Le ministre n’aurait pas non plus pu recourir à l’égard de Monsieur … à une des mesures moins coercitives, telles que prévues aux points a), b) et c) de l’article 22, paragraphe (3) de la loi du 18 décembre 2015, dans la mesure où ce dernier ne disposerait pas d’un passeport, respectivement de tout autre document justificatif de son identité, ne présenterait pas de garanties de représentation effectives, pour ne pas disposer d’un domicile fixe, respectivement d’attaches quelconques au Luxembourg et dans la mesure où il ne serait pas susceptible de fournir une garantie financière à hauteur de 5.000 euros.

Finalement, le délégué du gouvernement argumente que la décision déférée du 14 janvier 2021 ne violerait pas l’article 2 du 4e Protocole additionnelle à la CEDH, étant donné que l’article 5 de la CEDH prévoirait expressément la privation de liberté d’une personne faisant l’objet d’une procédure d’expulsion, la partie étatique précisant encore, dans ce cadre, que la Déclaration universelle des droits de l’homme n’aurait qu’une valeur déclarative.

Le tribunal n'étant pas lié par l'ordre des moyens dans lequel ils lui ont été soumis, il détient la faculté de les toiser suivant une bonne administration de la justice et l'effet utile s'en dégageant.
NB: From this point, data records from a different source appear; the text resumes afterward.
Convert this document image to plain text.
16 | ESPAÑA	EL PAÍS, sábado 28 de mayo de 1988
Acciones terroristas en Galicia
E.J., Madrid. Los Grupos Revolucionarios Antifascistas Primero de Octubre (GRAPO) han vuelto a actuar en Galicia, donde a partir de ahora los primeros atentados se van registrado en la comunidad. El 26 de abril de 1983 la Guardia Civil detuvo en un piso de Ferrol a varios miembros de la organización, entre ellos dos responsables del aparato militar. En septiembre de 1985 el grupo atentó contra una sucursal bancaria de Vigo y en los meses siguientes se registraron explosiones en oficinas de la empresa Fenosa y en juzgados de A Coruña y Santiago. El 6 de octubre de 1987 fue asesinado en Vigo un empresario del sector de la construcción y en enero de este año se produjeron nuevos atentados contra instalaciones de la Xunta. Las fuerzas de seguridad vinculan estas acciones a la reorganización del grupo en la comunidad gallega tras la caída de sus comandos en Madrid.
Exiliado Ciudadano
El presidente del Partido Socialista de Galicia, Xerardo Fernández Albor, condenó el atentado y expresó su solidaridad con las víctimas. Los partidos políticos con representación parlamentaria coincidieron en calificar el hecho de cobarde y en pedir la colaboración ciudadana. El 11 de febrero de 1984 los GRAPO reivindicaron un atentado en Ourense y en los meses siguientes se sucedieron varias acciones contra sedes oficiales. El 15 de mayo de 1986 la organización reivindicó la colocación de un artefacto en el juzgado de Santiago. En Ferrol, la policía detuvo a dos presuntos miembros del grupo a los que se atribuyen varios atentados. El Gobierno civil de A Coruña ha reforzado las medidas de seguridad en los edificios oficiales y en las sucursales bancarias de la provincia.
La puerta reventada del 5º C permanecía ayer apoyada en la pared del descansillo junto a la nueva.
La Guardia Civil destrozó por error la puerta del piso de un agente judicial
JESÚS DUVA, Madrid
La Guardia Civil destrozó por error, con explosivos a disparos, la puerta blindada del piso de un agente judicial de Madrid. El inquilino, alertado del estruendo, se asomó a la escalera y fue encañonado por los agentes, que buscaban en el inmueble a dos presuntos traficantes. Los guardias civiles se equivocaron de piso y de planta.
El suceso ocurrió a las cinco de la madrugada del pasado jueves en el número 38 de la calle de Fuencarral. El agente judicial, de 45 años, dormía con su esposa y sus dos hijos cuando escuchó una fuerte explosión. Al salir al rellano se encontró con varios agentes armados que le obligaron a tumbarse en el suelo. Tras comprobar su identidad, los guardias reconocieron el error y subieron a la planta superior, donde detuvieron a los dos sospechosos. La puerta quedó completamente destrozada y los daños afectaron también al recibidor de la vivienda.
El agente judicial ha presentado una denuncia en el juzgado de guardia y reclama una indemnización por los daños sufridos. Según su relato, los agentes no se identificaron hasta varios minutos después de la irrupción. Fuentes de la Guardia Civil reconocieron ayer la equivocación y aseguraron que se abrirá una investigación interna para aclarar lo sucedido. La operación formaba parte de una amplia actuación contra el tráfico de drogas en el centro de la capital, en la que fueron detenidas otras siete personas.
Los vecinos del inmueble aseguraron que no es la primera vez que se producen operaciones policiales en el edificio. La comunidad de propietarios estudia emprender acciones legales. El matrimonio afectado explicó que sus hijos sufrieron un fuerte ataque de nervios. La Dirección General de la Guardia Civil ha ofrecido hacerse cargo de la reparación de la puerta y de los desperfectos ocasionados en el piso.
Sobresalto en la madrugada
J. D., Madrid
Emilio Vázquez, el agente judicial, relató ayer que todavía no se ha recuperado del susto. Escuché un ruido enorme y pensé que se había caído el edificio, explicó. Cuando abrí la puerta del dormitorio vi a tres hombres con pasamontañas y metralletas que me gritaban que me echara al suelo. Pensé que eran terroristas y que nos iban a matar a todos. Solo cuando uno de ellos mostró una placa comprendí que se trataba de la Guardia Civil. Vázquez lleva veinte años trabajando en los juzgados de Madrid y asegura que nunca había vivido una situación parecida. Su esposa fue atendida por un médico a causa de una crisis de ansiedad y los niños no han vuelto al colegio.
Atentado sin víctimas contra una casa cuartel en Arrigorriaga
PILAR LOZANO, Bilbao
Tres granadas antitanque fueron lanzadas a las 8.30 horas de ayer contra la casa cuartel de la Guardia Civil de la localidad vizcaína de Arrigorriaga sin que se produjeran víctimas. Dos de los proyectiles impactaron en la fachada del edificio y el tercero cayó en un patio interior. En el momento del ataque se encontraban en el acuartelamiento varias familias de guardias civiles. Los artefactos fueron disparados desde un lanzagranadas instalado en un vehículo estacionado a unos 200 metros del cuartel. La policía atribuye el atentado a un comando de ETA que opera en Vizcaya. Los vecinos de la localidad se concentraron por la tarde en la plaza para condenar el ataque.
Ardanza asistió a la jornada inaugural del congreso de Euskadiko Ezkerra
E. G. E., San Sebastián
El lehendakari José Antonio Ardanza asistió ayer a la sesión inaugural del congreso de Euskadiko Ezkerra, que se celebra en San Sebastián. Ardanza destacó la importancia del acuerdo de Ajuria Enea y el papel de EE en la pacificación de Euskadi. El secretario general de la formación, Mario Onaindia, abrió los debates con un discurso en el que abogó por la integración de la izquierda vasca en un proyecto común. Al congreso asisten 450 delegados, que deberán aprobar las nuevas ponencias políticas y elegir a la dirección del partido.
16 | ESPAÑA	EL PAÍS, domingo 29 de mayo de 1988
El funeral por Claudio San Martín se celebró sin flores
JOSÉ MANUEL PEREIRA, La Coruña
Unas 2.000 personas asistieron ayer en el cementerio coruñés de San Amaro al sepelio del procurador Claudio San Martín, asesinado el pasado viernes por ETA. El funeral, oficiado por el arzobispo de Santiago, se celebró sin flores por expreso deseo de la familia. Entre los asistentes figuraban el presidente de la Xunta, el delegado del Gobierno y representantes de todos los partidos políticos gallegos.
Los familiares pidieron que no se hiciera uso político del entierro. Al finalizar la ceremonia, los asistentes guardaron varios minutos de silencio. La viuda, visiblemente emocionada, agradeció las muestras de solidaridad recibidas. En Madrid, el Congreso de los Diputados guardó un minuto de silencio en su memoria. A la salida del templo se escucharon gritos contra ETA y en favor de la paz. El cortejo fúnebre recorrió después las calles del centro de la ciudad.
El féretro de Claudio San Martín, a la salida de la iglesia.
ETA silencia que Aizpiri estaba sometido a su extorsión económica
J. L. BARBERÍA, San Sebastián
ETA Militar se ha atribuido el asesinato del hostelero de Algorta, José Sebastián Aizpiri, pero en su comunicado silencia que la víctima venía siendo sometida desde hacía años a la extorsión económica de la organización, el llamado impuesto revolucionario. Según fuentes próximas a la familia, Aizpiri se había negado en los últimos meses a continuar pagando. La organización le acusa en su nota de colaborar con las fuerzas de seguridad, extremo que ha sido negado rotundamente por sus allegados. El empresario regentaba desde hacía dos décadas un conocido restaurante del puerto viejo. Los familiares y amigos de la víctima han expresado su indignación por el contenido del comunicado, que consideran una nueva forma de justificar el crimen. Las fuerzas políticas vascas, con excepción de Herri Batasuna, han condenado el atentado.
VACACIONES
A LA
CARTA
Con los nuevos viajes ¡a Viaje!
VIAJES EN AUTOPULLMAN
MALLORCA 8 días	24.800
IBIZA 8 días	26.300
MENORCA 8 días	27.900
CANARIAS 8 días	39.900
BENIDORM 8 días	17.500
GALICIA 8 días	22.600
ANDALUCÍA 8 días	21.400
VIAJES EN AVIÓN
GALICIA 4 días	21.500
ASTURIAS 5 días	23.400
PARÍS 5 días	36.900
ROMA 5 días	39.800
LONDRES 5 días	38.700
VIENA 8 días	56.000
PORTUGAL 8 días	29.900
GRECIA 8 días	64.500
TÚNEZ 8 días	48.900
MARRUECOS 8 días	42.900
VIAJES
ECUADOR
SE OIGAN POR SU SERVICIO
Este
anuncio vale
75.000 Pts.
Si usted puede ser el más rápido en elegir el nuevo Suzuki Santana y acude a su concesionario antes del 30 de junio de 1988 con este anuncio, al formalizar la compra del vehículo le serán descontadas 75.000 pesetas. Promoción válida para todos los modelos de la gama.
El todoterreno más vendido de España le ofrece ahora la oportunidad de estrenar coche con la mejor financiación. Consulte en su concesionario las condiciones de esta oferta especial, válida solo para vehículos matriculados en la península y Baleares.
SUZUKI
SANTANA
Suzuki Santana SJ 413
Il y a, à titre liminaire, lieu de relever que l’argumentation du demandeur quant à sa renonciation à sa demande de protection internationale présentée le 5 mars 2020, telle que véhiculée par le biais du courrier de son litismandataire du 3 septembre 2020, est dépourvue de pertinence, dans la mesure où ladite demande a d’ores et déjà fait l’objet de la décision de transfert du 3 août 2020, décision coulée en force de chose décidée pour ne pas avoir fait l’objet d’un recours contentieux.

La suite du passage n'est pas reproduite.